O julgamento ainda não foi encerrado, mas neste artigo você pode acompanhar os detalhes do voto do Relator.

Matéria envolvida no julgamento

A demanda judicial originou-se com um mandado de segurança repressivo, impetrado por contribuinte paulista que pretendia ver reconhecida a inexigibilidade do ITCMD cobrado pelo Estado de São Paulo, com base no artigo 4º, inciso II, alínea “b” da Lei Estadual nº 10.705/00 , sobre as doações testamentárias de bens localizados na Itália, recebidos de doador italiano.

Em sua petição inicial, a autora explicou que nessas situações, de acordo com a Constituição Federal , cabe à Lei Complementar Nacional regulamentar a instituição do imposto.
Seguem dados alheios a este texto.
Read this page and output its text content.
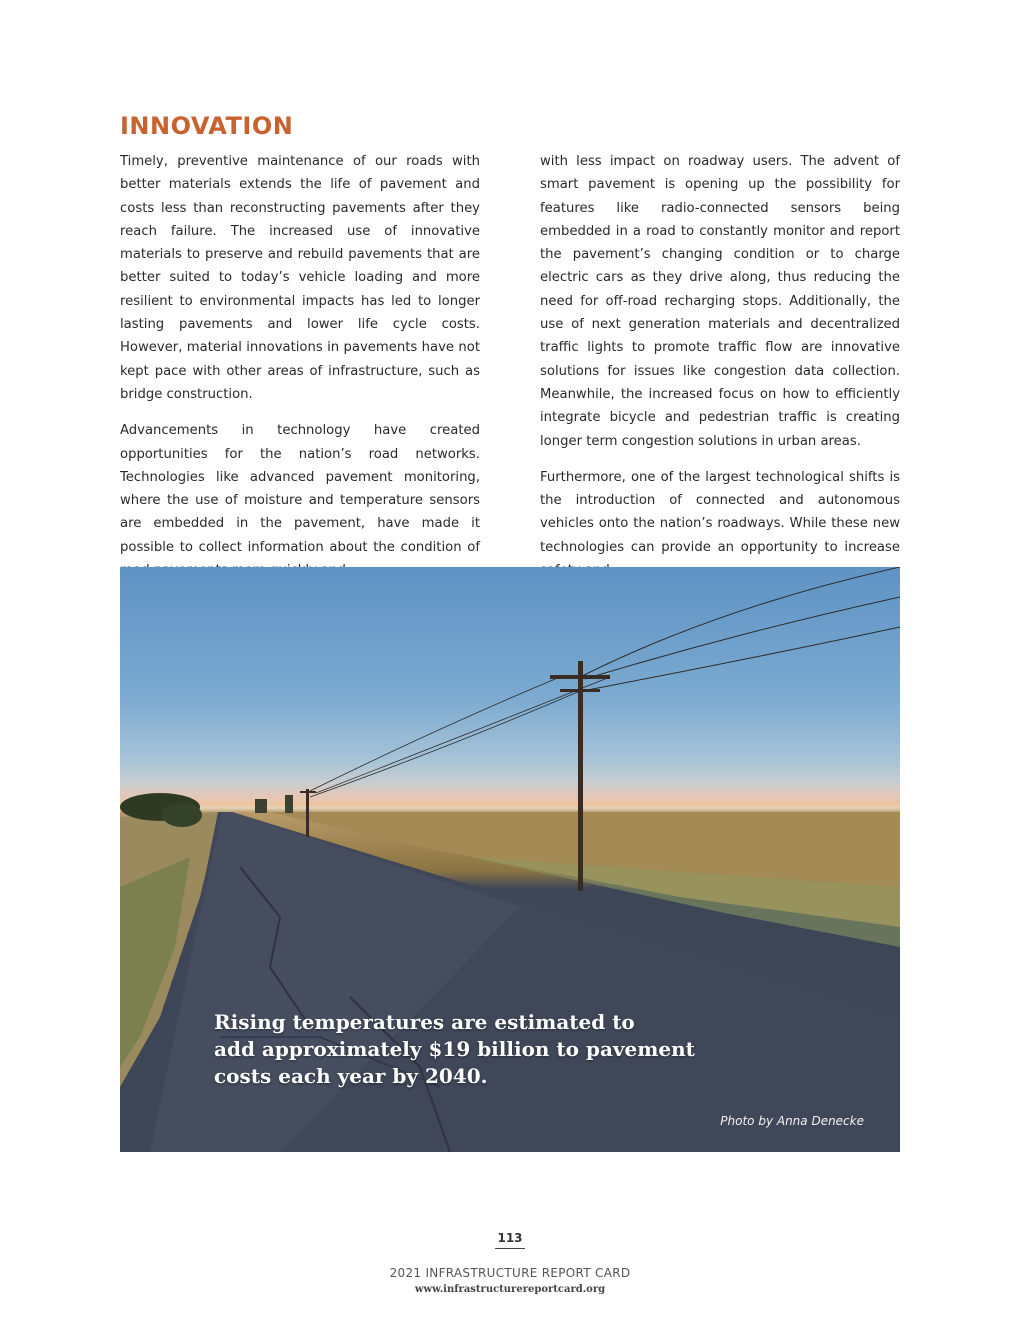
INNOVATION

Timely, preventive maintenance of our roads with better materials extends the life of pavement and costs less than reconstructing pavements after they reach failure. The increased use of innovative materials to preserve and rebuild pavements that are better suited to today’s vehicle loading and more resilient to environmental impacts has led to longer lasting pavements and lower life cycle costs. However, material innovations in pavements have not kept pace with other areas of infrastructure, such as bridge construction.

Advancements in technology have created opportunities for the nation’s road networks. Technologies like advanced pavement monitoring, where the use of moisture and temperature sensors are embedded in the pavement, have made it possible to collect information about the condition of

with less impact on roadway users. The advent of smart pavement is opening up the possibility for features like radio-connected sensors being embedded in a road to constantly monitor and report the pavement’s changing condition or to charge electric cars as they drive along, thus reducing the need for off-road recharging stops. Additionally, the use of next generation materials and decentralized traffic lights to promote traffic flow are innovative solutions for issues like congestion data collection. Meanwhile, the increased focus on how to efficiently integrate bicycle and pedestrian traffic is creating longer term congestion solutions in urban areas.

Furthermore, one of the largest technological shifts is the introduction of connected and autonomous vehicles onto the nation’s roadways. While these new technologies can provide an opportunity to increase

Rising temperatures are estimated to
add approximately $19 billion to pavement
costs each year by 2040.
Photo by Anna Denecke
113
2021 INFRASTRUCTURE REPORT CARD
www.infrastructurereportcard.org
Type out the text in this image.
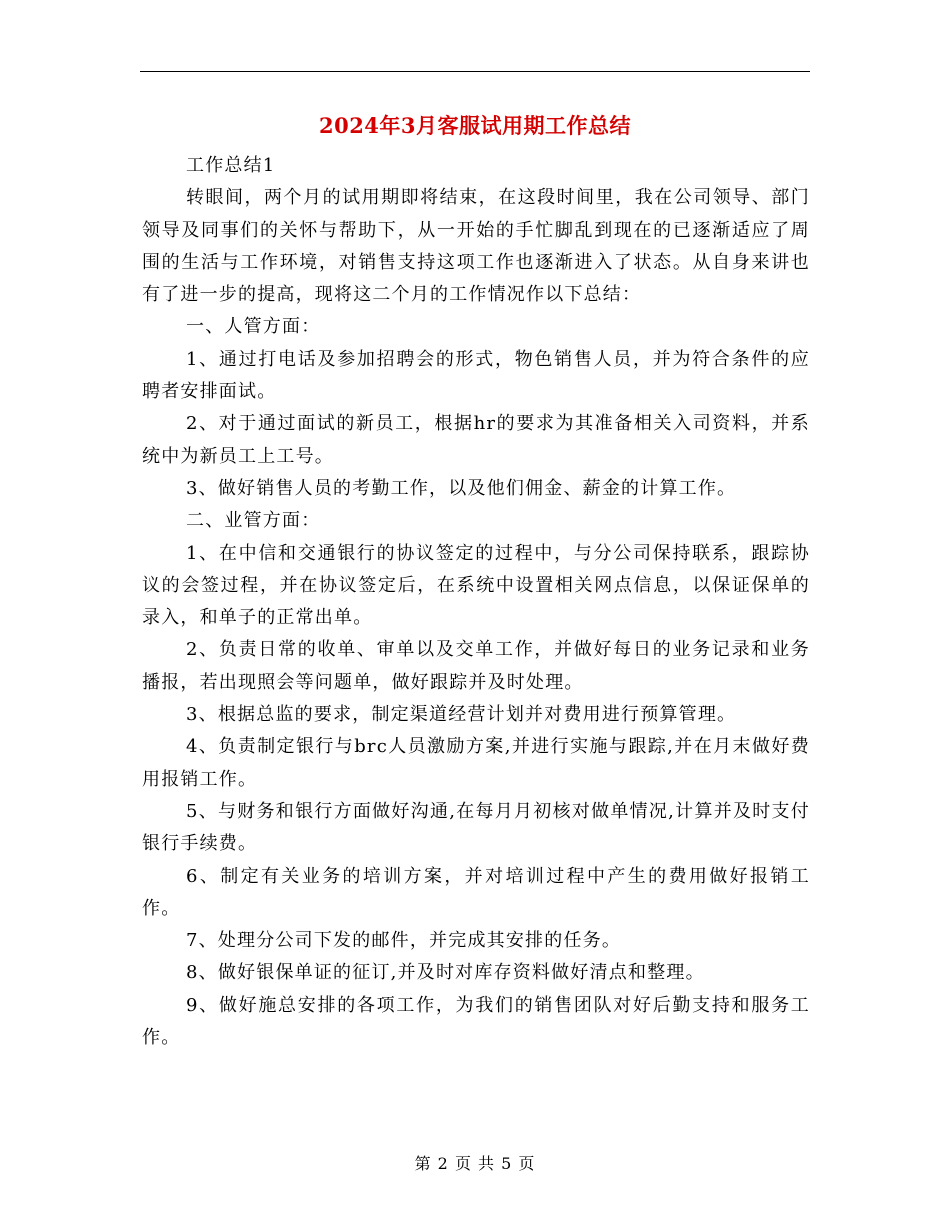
2024年3月客服试用期工作总结

工作总结1

转眼间，两个月的试用期即将结束，在这段时间里，我在公司领导、部门领导及同事们的关怀与帮助下，从一开始的手忙脚乱到现在的已逐渐适应了周围的生活与工作环境，对销售支持这项工作也逐渐进入了状态。从自身来讲也有了进一步的提高，现将这二个月的工作情况作以下总结：

一、人管方面：

1、通过打电话及参加招聘会的形式，物色销售人员，并为符合条件的应聘者安排面试。

2、对于通过面试的新员工，根据hr的要求为其准备相关入司资料，并系统中为新员工上工号。

3、做好销售人员的考勤工作，以及他们佣金、薪金的计算工作。

二、业管方面：

1、在中信和交通银行的协议签定的过程中，与分公司保持联系，跟踪协议的会签过程，并在协议签定后，在系统中设置相关网点信息，以保证保单的录入，和单子的正常出单。

2、负责日常的收单、审单以及交单工作，并做好每日的业务记录和业务播报，若出现照会等问题单，做好跟踪并及时处理。

3、根据总监的要求，制定渠道经营计划并对费用进行预算管理。

4、负责制定银行与brc人员激励方案,并进行实施与跟踪,并在月末做好费用报销工作。

5、与财务和银行方面做好沟通,在每月月初核对做单情况,计算并及时支付银行手续费。

6、制定有关业务的培训方案，并对培训过程中产生的费用做好报销工作。

7、处理分公司下发的邮件，并完成其安排的任务。

8、做好银保单证的征订,并及时对库存资料做好清点和整理。

9、做好施总安排的各项工作，为我们的销售团队对好后勤支持和服务工作。

第 2 页 共 5 页
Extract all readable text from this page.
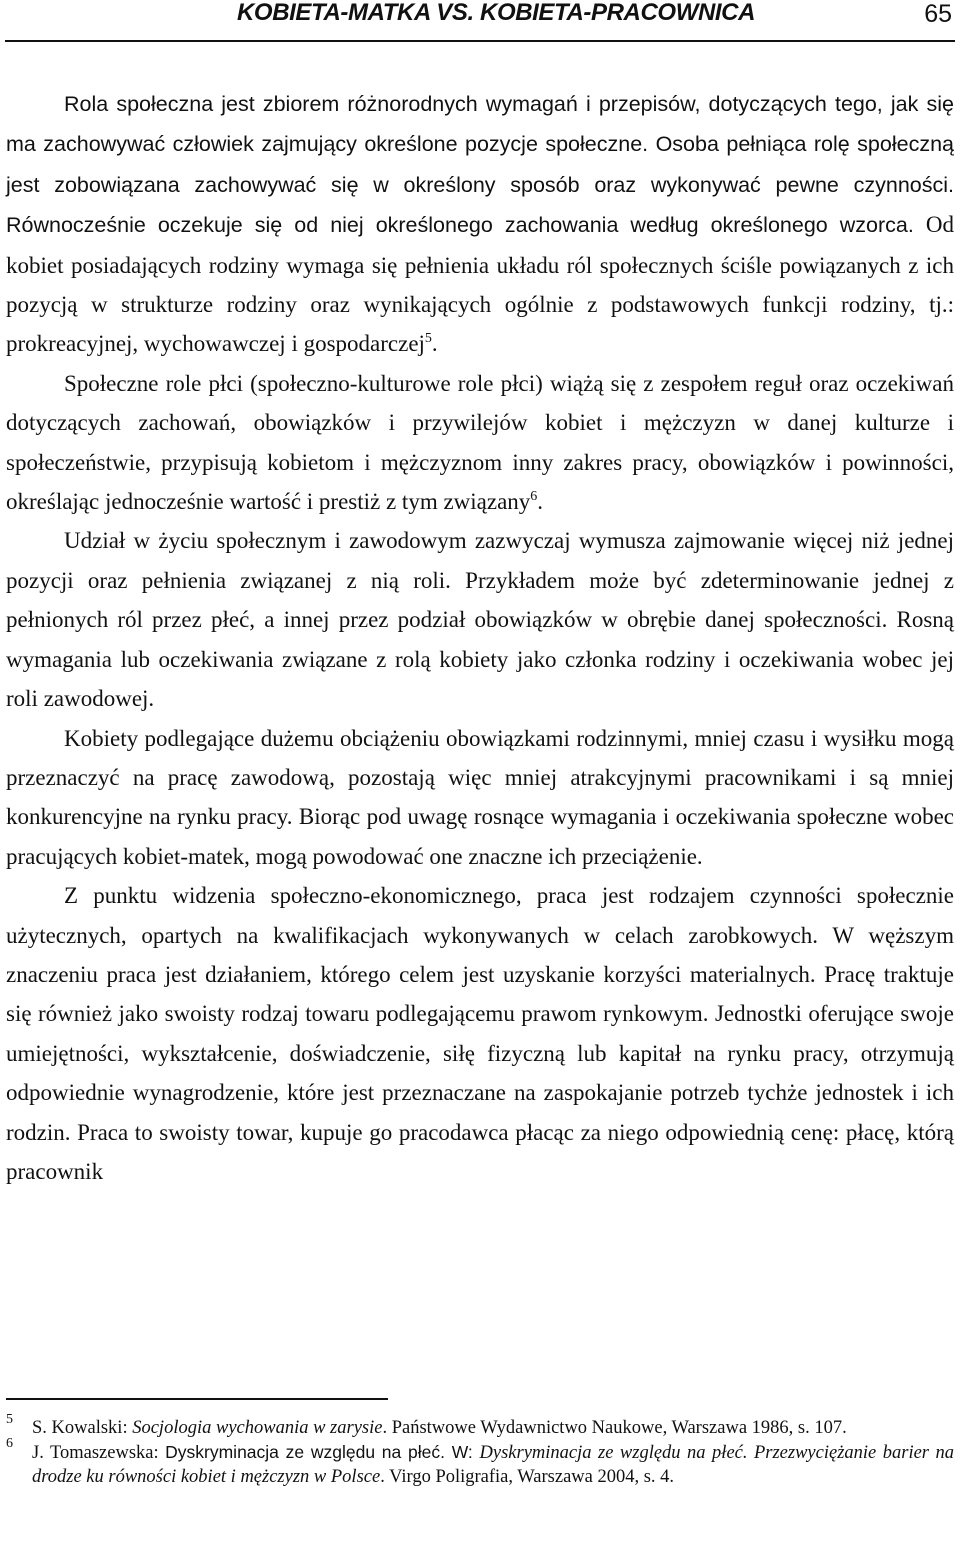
KOBIETA-MATKA VS. KOBIETA-PRACOWNICA	65

Rola społeczna jest zbiorem różnorodnych wymagań i przepisów, dotyczących tego, jak się ma zachowywać człowiek zajmujący określone pozycje społeczne. Osoba pełniąca rolę społeczną jest zobowiązana zachowywać się w określony sposób oraz wykonywać pewne czynności. Równocześnie oczekuje się od niej określonego zachowania według określonego wzorca. Od kobiet posiadających rodziny wymaga się pełnienia układu ról społecznych ściśle powiązanych z ich pozycją w strukturze rodziny oraz wynikających ogólnie z podstawowych funkcji rodziny, tj.: prokreacyjnej, wychowawczej i gospodarczej$^5$.

Społeczne role płci (społeczno-kulturowe role płci) wiążą się z zespołem reguł oraz oczekiwań dotyczących zachowań, obowiązków i przywilejów kobiet i mężczyzn w danej kulturze i społeczeństwie, przypisują kobietom i mężczyznom inny zakres pracy, obowiązków i powinności, określając jednocześnie wartość i prestiż z tym związany$^6$.

Udział w życiu społecznym i zawodowym zazwyczaj wymusza zajmowanie więcej niż jednej pozycji oraz pełnienia związanej z nią roli. Przykładem może być zdeterminowanie jednej z pełnionych ról przez płeć, a innej przez podział obowiązków w obrębie danej społeczności. Rosną wymagania lub oczekiwania związane z rolą kobiety jako członka rodziny i oczekiwania wobec jej roli zawodowej.

Kobiety podlegające dużemu obciążeniu obowiązkami rodzinnymi, mniej czasu i wysiłku mogą przeznaczyć na pracę zawodową, pozostają więc mniej atrakcyjnymi pracownikami i są mniej konkurencyjne na rynku pracy. Biorąc pod uwagę rosnące wymagania i oczekiwania społeczne wobec pracujących kobiet-matek, mogą powodować one znaczne ich przeciążenie.

Z punktu widzenia społeczno-ekonomicznego, praca jest rodzajem czynności społecznie użytecznych, opartych na kwalifikacjach wykonywanych w celach zarobkowych. W węższym znaczeniu praca jest działaniem, którego celem jest uzyskanie korzyści materialnych. Pracę traktuje się również jako swoisty rodzaj towaru podlegającemu prawom rynkowym. Jednostki oferujące swoje umiejętności, wykształcenie, doświadczenie, siłę fizyczną lub kapitał na rynku pracy, otrzymują odpowiednie wynagrodzenie, które jest przeznaczane na zaspokajanie potrzeb tychże jednostek i ich rodzin. Praca to swoisty towar, kupuje go pracodawca płacąc za niego odpowiednią cenę: płacę, którą pracownik

5 S. Kowalski: Socjologia wychowania w zarysie. Państwowe Wydawnictwo Naukowe, Warszawa 1986, s. 107.
6 J. Tomaszewska: Dyskryminacja ze względu na płeć. W: Dyskryminacja ze względu na płeć. Przezwyciężanie barier na drodze ku równości kobiet i mężczyzn w Polsce. Virgo Poligrafia, Warszawa 2004, s. 4.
Nesse sentido, importante pontuar que referido ato normativo ainda não foi promulgado pelo Congresso Nacional. Assim, diante da inexistência de Lei Complementar sobre o tema, diversas unidades federativas entendem, de forma equivocada e com base no artigo 24, inciso I, parágrafo 3º da Carta Magna e no artigo 34, parágrafo 3º do ADCT , estar autorizadas a exercerem sua competência plena, editando suas respectivas leis para possibilitar a arrecadação do imposto.

A sentença proferida no processo em 2012 concedeu a segurança pleiteada, julgando procedente a ação mandamental e o Tribunal de Justiça do Estado de São Paulo manteve a decisão de primeira instância , o que ensejou a interposição do Recurso Extraordinário nº 851.108 pelo Estado.

Voto do Relator

O Relator do caso, Ministro Dias Toffoli, esclareceu durante o julgamento que a Constituição Federal não atribuiu aos Estados a competência para instituir o ITCMD na “transmissão de bens imóveis ou móveis, corpóreos ou incorpóreos localizados no exterior, bem como de doador ou de de cujus domiciliados ou residentes fora do país, no caso de inventário processado no exterior”.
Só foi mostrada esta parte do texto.